Lorsqu'un engin est placé sur un point de Lagrange de la Terre, il tourne autour du Soleil à la même vitesse que notre Planète, ce qui lui permet de garder une distance fixe tout au long de l'année, contrairement aux autres planètes par exemple, qui se rapprochent puis s'éloignent périodiquement, jusqu'à être diamétralement à l'opposé du Soleil par rapport à nous. Cela a un avantage pour les télécommunications et la transmission des lourdes données photographiques et spectrales que nous enverra le télescope.

Une sonde au point de Lagrange L2 orbite autour de celui-ci, comme un satellite tourne autour d'une planète

Cependant, il ne suffit pas de placer un engin dans cette zone pour valser en harmonie avec la Terre, car cela ne durera que temporairement. Les forces en jeu vont naturellement éloigner les objets du point de Lagrange L2 et rompre l'équilibre, comme une toupie qui ne tournerait plus.
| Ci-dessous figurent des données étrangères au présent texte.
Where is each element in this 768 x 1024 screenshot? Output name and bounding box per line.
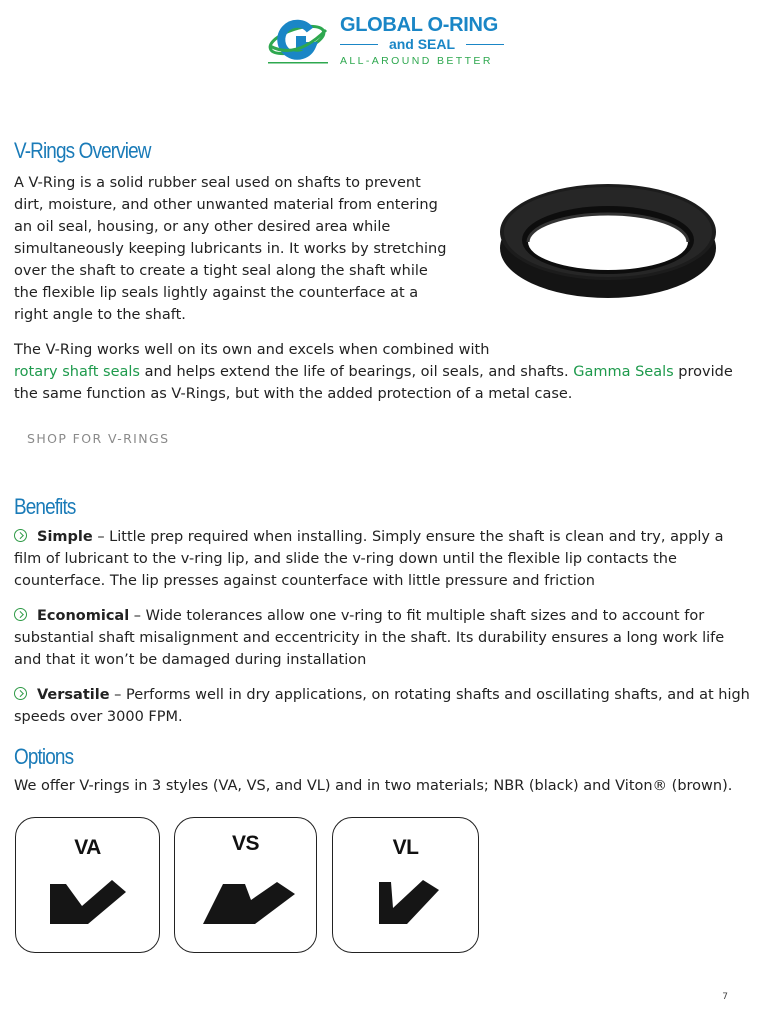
benefit-item-versatile: Versatile – Performs well in dry applications, on rotating shafts and oscillating shafts, and at high speeds over 3000 FPM. <box>14 687 750 725</box>
rotary-shaft-seals-link[interactable]: rotary shaft seals <box>14 364 140 380</box>
vs-profile-icon <box>201 878 297 928</box>
benefit-item-simple: Simple – Little prep required when installing. Simply ensure the shaft is clean and try, apply a film of lubricant to the v-ring lip, and slide the v-ring down until the flexible lip contacts the counterface. The lip presses against counterface with little pressure and friction <box>14 529 724 589</box>
logo-tagline: ALL-AROUND BETTER <box>340 55 493 67</box>
benefit-title: Simple <box>37 529 93 545</box>
style-card-vs <box>174 817 317 953</box>
vl-profile-icon <box>377 878 447 928</box>
benefits-heading: Benefits <box>14 494 76 519</box>
page-number: 7 <box>722 992 728 1002</box>
chevron-right-circle-icon <box>14 529 27 542</box>
chevron-right-circle-icon <box>14 608 27 621</box>
overview-heading: V-Rings Overview <box>14 138 151 163</box>
shop-for-v-rings-button[interactable]: SHOP FOR V-RINGS <box>27 431 170 446</box>
style-card-vl <box>332 817 479 953</box>
va-profile-icon <box>48 878 128 928</box>
gamma-seals-link[interactable]: Gamma Seals <box>573 364 674 380</box>
style-card-va <box>15 817 160 953</box>
benefit-title: Economical <box>37 608 130 624</box>
chevron-right-circle-icon <box>14 687 27 700</box>
v-ring-product-image <box>498 176 718 302</box>
overview-paragraph-2: The V-Ring works well on its own and excels when combined with rotary shaft seals and helps extend the life of bearings, oil seals, and shafts. Gamma Seals provide the same function as V-Rings, but with the added protection of a metal case. <box>14 342 733 402</box>
style-label: VL <box>392 836 419 859</box>
benefit-item-economical: Economical – Wide tolerances allow one v-ring to fit multiple shaft sizes and to account for substantial shaft misalignment and eccentricity in the shaft. Its durability ensures a long work life and that it won’t be damaged during installation <box>14 608 725 668</box>
style-label: VS <box>231 832 259 855</box>
options-paragraph: We offer V-rings in 3 styles (VA, VS, and VL) and in two materials; NBR (black) and Viton® (brown). <box>14 778 733 794</box>
benefit-title: Versatile <box>37 687 110 703</box>
style-label: VA <box>74 836 101 859</box>
logo-subtitle: and SEAL <box>340 36 504 52</box>
logo-title: GLOBAL O-RING <box>340 14 498 36</box>
overview-paragraph: A V-Ring is a solid rubber seal used on shafts to prevent dirt, moisture, and other unwanted material from entering an oil seal, housing, or any other desired area while simultaneously keeping lubricants in. It works by stretching over the shaft to create a tight seal along the shaft while the flexible lip seals lightly against the counterface at a right angle to the shaft. <box>14 175 447 323</box>
globe-logo-icon <box>266 16 330 68</box>
company-logo[interactable] <box>266 14 506 70</box>
options-heading: Options <box>14 744 74 769</box>
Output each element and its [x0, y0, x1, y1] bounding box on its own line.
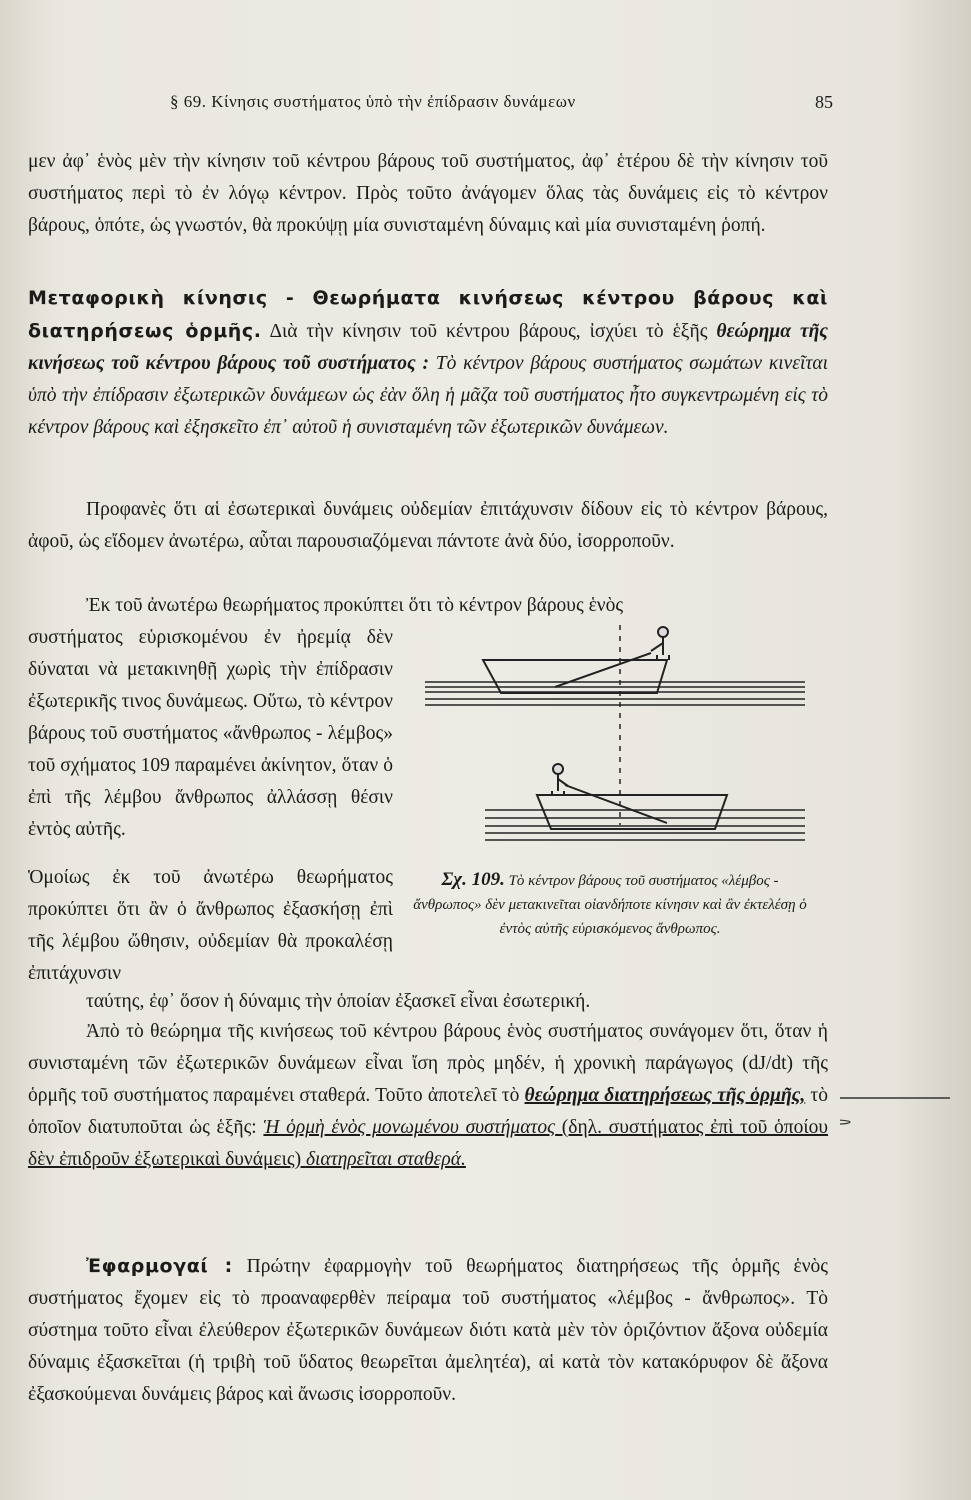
theorem-statement: Τὸ κέντρον βάρους συστήματος σωμάτων κινεῖται ὑπὸ τὴν ἐπίδρασιν ἐξωτερικῶν δυνάμεων ὡς ἐὰν ὅλη ἡ μᾶζα τοῦ συστήματος ἦτο συγκεντρωμένη εἰς τὸ κέντρον βάρους καὶ ἐξησκεῖτο ἐπ᾿ αὐτοῦ ἡ συνισταμένη τῶν ἐξωτερικῶν δυνάμεων.	[28, 353, 829, 438]
paragraph-text: Προφανὲς ὅτι αἱ ἐσωτερικαὶ δυνάμεις οὐδεμίαν ἐπιτάχυνσιν δίδουν εἰς τὸ κέντρον βάρους, ἀφοῦ, ὡς εἴδομεν ἀνωτέρω, αὗται παρουσιαζόμεναι πάντοτε ἀνὰ δύο, ἰσορροποῦν.	[28, 499, 828, 552]
paragraph-applications	[28, 1250, 828, 1411]
paragraph-push-rest	[28, 986, 828, 1018]
paragraph-text	[28, 1250, 828, 1411]
theorem-colon: :	[415, 353, 430, 374]
paragraph-text: ταύτης, ἐφ᾿ ὅσον ἡ δύναμις τὴν ὁποίαν ἐξασκεῖ εἶναι ἐσωτερική.	[86, 991, 591, 1012]
paragraph-text	[28, 1016, 828, 1176]
man-bottom-icon	[552, 764, 568, 796]
applications-text: Πρώτην ἐφαρμογὴν τοῦ θεωρήματος διατηρήσεως τῆς ὁρμῆς ἑνὸς συστήματος ἔχομεν εἰς τὸ προαναφερθὲν πείραμα τοῦ συστήματος «λέμβος - ἄνθρωπος». Τὸ σύστημα τοῦτο εἶναι ἐλεύθερον ἐξωτερικῶν δυνάμεων διότι κατὰ μὲν τὸν ὁριζόντιον ἄξονα οὐδεμία δύναμις ἐξασκεῖται (ἡ τριβὴ τοῦ ὕδατος θεωρεῖται ἀμελητέα), αἱ κατὰ τὸν κατακόρυφον δὲ ἄξονα ἐξασκούμεναι δυνάμεις βάρος καὶ ἄνωσις ἰσορροποῦν.	[28, 1256, 828, 1405]
momentum-theorem-title: θεώρημα διατηρήσεως τῆς ὁρμῆς,	[524, 1085, 806, 1106]
figure-label: Σχ. 109.	[441, 869, 505, 890]
paragraph-text: Ὁμοίως ἐκ τοῦ ἀνωτέρω θεωρήματος προκύπτει ὅτι ἂν ὁ ἄνθρωπος ἐξασκήσῃ ἐπὶ τῆς λέμβου ὤθησιν, οὐδεμίαν θὰ προκαλέσῃ ἐπιτάχυνσιν	[28, 867, 393, 984]
section-intro: Διὰ τὴν κίνησιν τοῦ κέντρου βάρους, ἰσχύει τὸ ἑξῆς	[261, 321, 717, 342]
man-top-icon	[651, 627, 669, 660]
page-number: 85	[815, 92, 833, 112]
figure-caption	[410, 868, 810, 941]
paragraph-push	[28, 862, 393, 990]
section-heading: Μεταφορικὴ κίνησις - Θεωρήματα κινήσεως κέντρου βάρους καὶ διατηρήσεως ὁρμῆς.	[28, 287, 828, 342]
momentum-theorem-statement: Ἡ ὁρμὴ ἑνὸς μονωμένου συστήματος	[263, 1117, 556, 1138]
paragraph-momentum	[28, 1016, 828, 1176]
theorem-paragraph	[28, 282, 828, 444]
theorem-title: θεώρημα τῆς κινήσεως τοῦ κέντρου βάρους τοῦ συστήματος	[28, 321, 828, 374]
caption-text: Τὸ κέντρον βάρους τοῦ συστήματος «λέμβος - ἄνθρωπος» δὲν μετακινεῖται οἱανδήποτε κίνησιν καὶ ἂν ἐκτελέσῃ ὁ ἐντὸς αὐτῆς εὑρισκόμενος ἄνθρωπος.	[413, 873, 807, 937]
paragraph-text: Ἐκ τοῦ ἀνωτέρω θεωρήματος προκύπτει ὅτι τὸ κέντρον βάρους ἑνὸς	[86, 595, 624, 616]
boat-bottom	[485, 785, 805, 840]
section-center-of-mass	[28, 282, 828, 444]
paragraph-intro	[28, 146, 828, 242]
paragraph-text: μεν ἀφ᾿ ἑνὸς μὲν τὴν κίνησιν τοῦ κέντρου βάρους τοῦ συστήματος, ἀφ᾿ ἑτέρου δὲ τὴν κίνησιν τοῦ συστήματος περὶ τὸ ἐν λόγῳ κέντρον. Πρὸς τοῦτο ἀνάγομεν ὅλας τὰς δυνάμεις εἰς τὸ κέντρον βάρους, ὁπότε, ὡς γνωστόν, θὰ προκύψῃ μία συνισταμένη δύναμις καὶ μία συνισταμένη ῥοπή.	[28, 151, 828, 236]
paragraph-text: συστήματος εὑρισκομένου ἐν ἠρεμίᾳ δὲν δύναται νὰ μετακινηθῇ χωρὶς τὴν ἐπίδρασιν ἐξωτερικῆς τινος δυνάμεως. Οὕτω, τὸ κέντρον βάρους τοῦ συστήματος «ἄνθρωπος - λέμβος» τοῦ σχήματος 109 παραμένει ἀκίνητον, ὅταν ὁ ἐπὶ τῆς λέμβου ἄνθρωπος ἀλλάσσῃ θέσιν ἐντὸς αὐτῆς.	[28, 627, 393, 840]
paragraph-internal-forces	[28, 494, 828, 558]
momentum-theorem-end: διατηρεῖται σταθερά.	[305, 1149, 466, 1170]
applications-heading: Ἐφαρμογαί :	[86, 1255, 233, 1277]
boat-top	[425, 653, 805, 705]
running-header: § 69. Κίνησις συστήματος ὑπὸ τὴν ἐπίδρασιν δυνάμεων	[170, 92, 576, 111]
handwritten-margin-bracket	[840, 1080, 960, 1240]
paragraph-consequence-narrow	[28, 622, 393, 846]
momentum-text-3: (δηλ. συστήματος ἐπὶ τοῦ ὁποίου δὲν ἐπιδροῦν ἐξωτερικαὶ δυνάμεις)	[28, 1117, 828, 1170]
momentum-text-1: Ἀπὸ τὸ θεώρημα τῆς κινήσεως τοῦ κέντρου βάρους ἑνὸς συστήματος συνάγομεν ὅτι, ὅταν ἡ συνισταμένη τῶν ἐξωτερικῶν δυνάμεων εἶναι ἴση πρὸς μηδέν, ἡ χρονικὴ παράγωγος (dJ/dt) τῆς ὁρμῆς τοῦ συστήματος παραμένει σταθερά. Τοῦτο ἀποτελεῖ τὸ	[28, 1021, 828, 1106]
momentum-text-2: τὸ ὁποῖον διατυποῦται ὡς ἑξῆς:	[28, 1085, 828, 1138]
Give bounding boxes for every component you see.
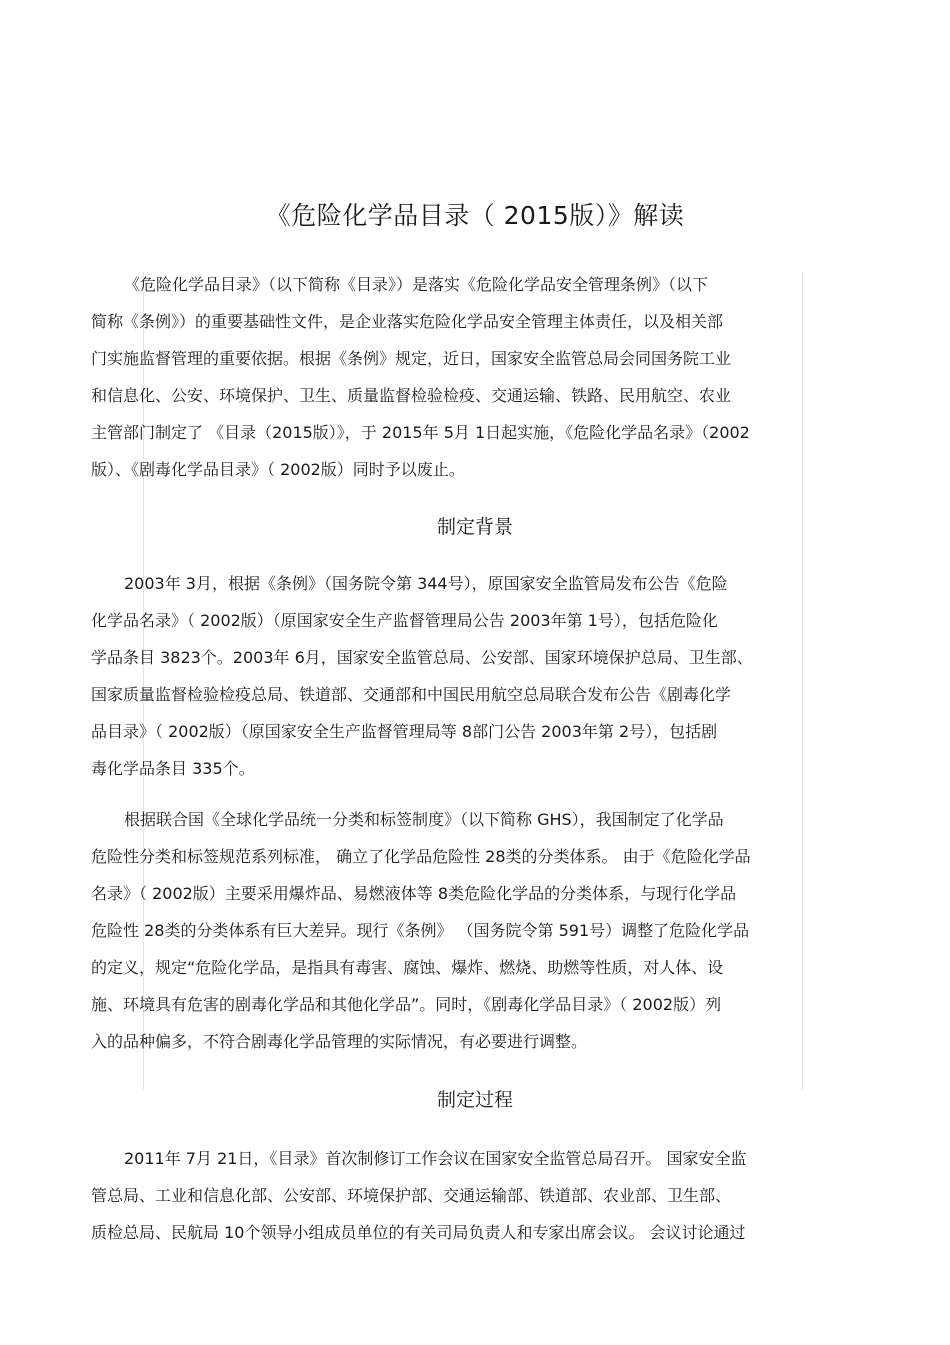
background-paragraph-1: [91, 565, 866, 787]
paragraph-line: 国家质量监督检验检疫总局、铁道部、交通部和中国民用航空总局联合发布公告《剧毒化学: [91, 685, 732, 704]
paragraph-line: 化学品名录》（ 2002版）（原国家安全生产监督管理局公告 2003年第 1号），包括危险化: [91, 611, 718, 630]
paragraph-line: 品目录》（ 2002版）（原国家安全生产监督管理局等 8部门公告 2003年第 2号），包括剧: [91, 722, 718, 741]
paragraph-line: 危险性 28类的分类体系有巨大差异。现行《条例》 （国务院令第 591号）调整了危险化学品: [91, 921, 750, 940]
section-heading-background: 制定背景: [436, 516, 513, 538]
paragraph-line: 根据联合国《全球化学品统一分类和标签制度》（以下简称 GHS），我国制定了化学品: [124, 810, 724, 829]
paragraph-line: 管总局、工业和信息化部、公安部、环境保护部、交通运输部、铁道部、农业部、卫生部、: [91, 1186, 732, 1205]
background-paragraph-2: [91, 801, 866, 1060]
paragraph-line: 毒化学品条目 335个。: [91, 759, 255, 778]
paragraph-line: 和信息化、公安、环境保护、卫生、质量监督检验检疫、交通运输、铁路、民用航空、农业: [91, 386, 732, 405]
intro-paragraph: [91, 266, 866, 488]
paragraph-line: 入的品种偏多，不符合剧毒化学品管理的实际情况，有必要进行调整。: [91, 1032, 588, 1051]
paragraph-line: 2011年 7月 21日，《目录》首次制修订工作会议在国家安全监管总局召开。 国家安全监: [124, 1149, 747, 1168]
section-heading-process: 制定过程: [436, 1089, 513, 1111]
paragraph-line: 2003年 3月，根据《条例》（国务院令第 344号），原国家安全监管局发布公告《危险: [124, 574, 728, 593]
paragraph-line: 《危险化学品目录》（以下简称《目录》）是落实《危险化学品安全管理条例》（以下: [124, 275, 709, 294]
paragraph-line: 主管部门制定了 《目录（2015版）》，于 2015年 5月 1日起实施，《危险化学品名录》（2002: [91, 423, 750, 442]
paragraph-line: 质检总局、民航局 10个领导小组成员单位的有关司局负责人和专家出席会议。 会议讨论通过: [91, 1223, 746, 1242]
paragraph-line: 危险性分类和标签规范系列标准， 确立了化学品危险性 28类的分类体系。 由于《危险化学品: [91, 847, 751, 866]
paragraph-line: 施、环境具有危害的剧毒化学品和其他化学品”。同时，《剧毒化学品目录》（ 2002版）列: [91, 995, 722, 1014]
paragraph-line: 版）、《剧毒化学品目录》（ 2002版）同时予以废止。: [91, 460, 465, 479]
paragraph-line: 的定义，规定“危险化学品，是指具有毒害、腐蚀、爆炸、燃烧、助燃等性质，对人体、设: [91, 958, 724, 977]
paragraph-line: 简称《条例》）的重要基础性文件，是企业落实危险化学品安全管理主体责任，以及相关部: [91, 312, 724, 331]
document-title: 《危险化学品目录（ 2015版）》解读: [265, 201, 685, 230]
paragraph-line: 名录》（ 2002版）主要采用爆炸品、易燃液体等 8类危险化学品的分类体系，与现行化学品: [91, 884, 737, 903]
paragraph-line: 门实施监督管理的重要依据。根据《条例》规定，近日，国家安全监管总局会同国务院工业: [91, 349, 732, 368]
process-paragraph-1: [91, 1140, 866, 1251]
paragraph-line: 学品条目 3823个。2003年 6月，国家安全监管总局、公安部、国家环境保护总局、卫生部、: [91, 648, 753, 667]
Si la zone de Lagrange s'apparente à une colline, le point de Lagrange en est son sommet : le télescope est rattaché au sommet par un élastique, mais celui-ci lâche au bout d'un moment, alors pour ne pas dévaler la pente, l'engin devra se maintenir proche du sommet en allumant régulièrement ses propulseurs, raison pour laquelle la durée de vie est déterminée par le carburant de la sonde. En réalité, une sonde au point de Lagrange L2 orbite autour de celui-ci, comme un satellite traditionnel tourne autour d'une planète, bien qu'ici il ne tourne autour de... rien.